A whopping 50%+ of secondary school students in India are educated in private schools. Are private schools increasing human capital or are they just skimming the best students? my paper, Private Education in India: A New Skimming Test makes a simple but revealing point:
… As the private sector’s share of enrollment increases, simple cream skimming becomes less plausible as an explanation for a higher pass rate in private schools. If private schools skim when they are at 10% of public school enrollment, how much cream can remain in the public school pool when private schools are at 60% of total enrollment? Thus, if this simple form of skimming is the explanation for the higher pass rate in private schools, one would expect the “private effect”, the difference between private and public scores, to be lower. in regions with high
part of private education.
In fact, what I find is that the private advantage, although greater in districts with smaller shares of private education (suggesting some skimming), stabilizes and does not disappear even when the share of private education is heading towards 100%. I also show that the average scores of all students, public and private, increase with the share of private education, which is inconsistent with creaming (which predicts a constant average). On the right is an image showing that private scores continue to exceed public scores, even in districts where private schools educate a majority or greater share of students.

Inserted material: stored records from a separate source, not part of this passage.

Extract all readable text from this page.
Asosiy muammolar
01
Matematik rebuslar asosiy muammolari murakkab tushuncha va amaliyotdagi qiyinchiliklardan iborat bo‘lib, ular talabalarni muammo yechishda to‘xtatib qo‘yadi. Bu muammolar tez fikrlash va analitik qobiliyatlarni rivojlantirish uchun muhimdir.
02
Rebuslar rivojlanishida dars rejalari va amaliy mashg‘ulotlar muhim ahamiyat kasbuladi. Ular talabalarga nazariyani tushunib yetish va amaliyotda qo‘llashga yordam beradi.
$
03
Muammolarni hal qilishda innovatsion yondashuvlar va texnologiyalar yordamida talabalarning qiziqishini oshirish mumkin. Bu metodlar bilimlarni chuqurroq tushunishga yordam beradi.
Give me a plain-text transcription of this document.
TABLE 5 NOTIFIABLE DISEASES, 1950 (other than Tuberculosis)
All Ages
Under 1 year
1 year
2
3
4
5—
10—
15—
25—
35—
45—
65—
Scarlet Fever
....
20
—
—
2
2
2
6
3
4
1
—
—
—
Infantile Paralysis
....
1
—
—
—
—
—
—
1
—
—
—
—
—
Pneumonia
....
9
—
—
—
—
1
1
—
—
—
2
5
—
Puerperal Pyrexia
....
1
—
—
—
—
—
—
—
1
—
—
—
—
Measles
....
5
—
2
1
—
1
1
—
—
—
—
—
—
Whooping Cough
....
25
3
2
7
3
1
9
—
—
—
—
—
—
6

In a new journal, Bagde, Epple and Taylor study 4 million students in thousands of villages in India between 2004 and 2014. In the early years of the study, none of the villages had private schools, but entry begins to occur in 2007- 2009 and the authors examine who goes to private schools. They find significant selection of higher income, higher castes, higher ability, and males toward private schools, but no evidence that public school students are harmed.
The authors wink at the possibility that stratification could cause problems down the line if it increases inequality, but they fail to mention the key point that, as with the arguments for skimming, stratification problems decrease as students are in private schools and disappear. if 100% of students are in private schools.
More generally, India is a pioneer in large-scale private education and the whole world should be watching for these innovations.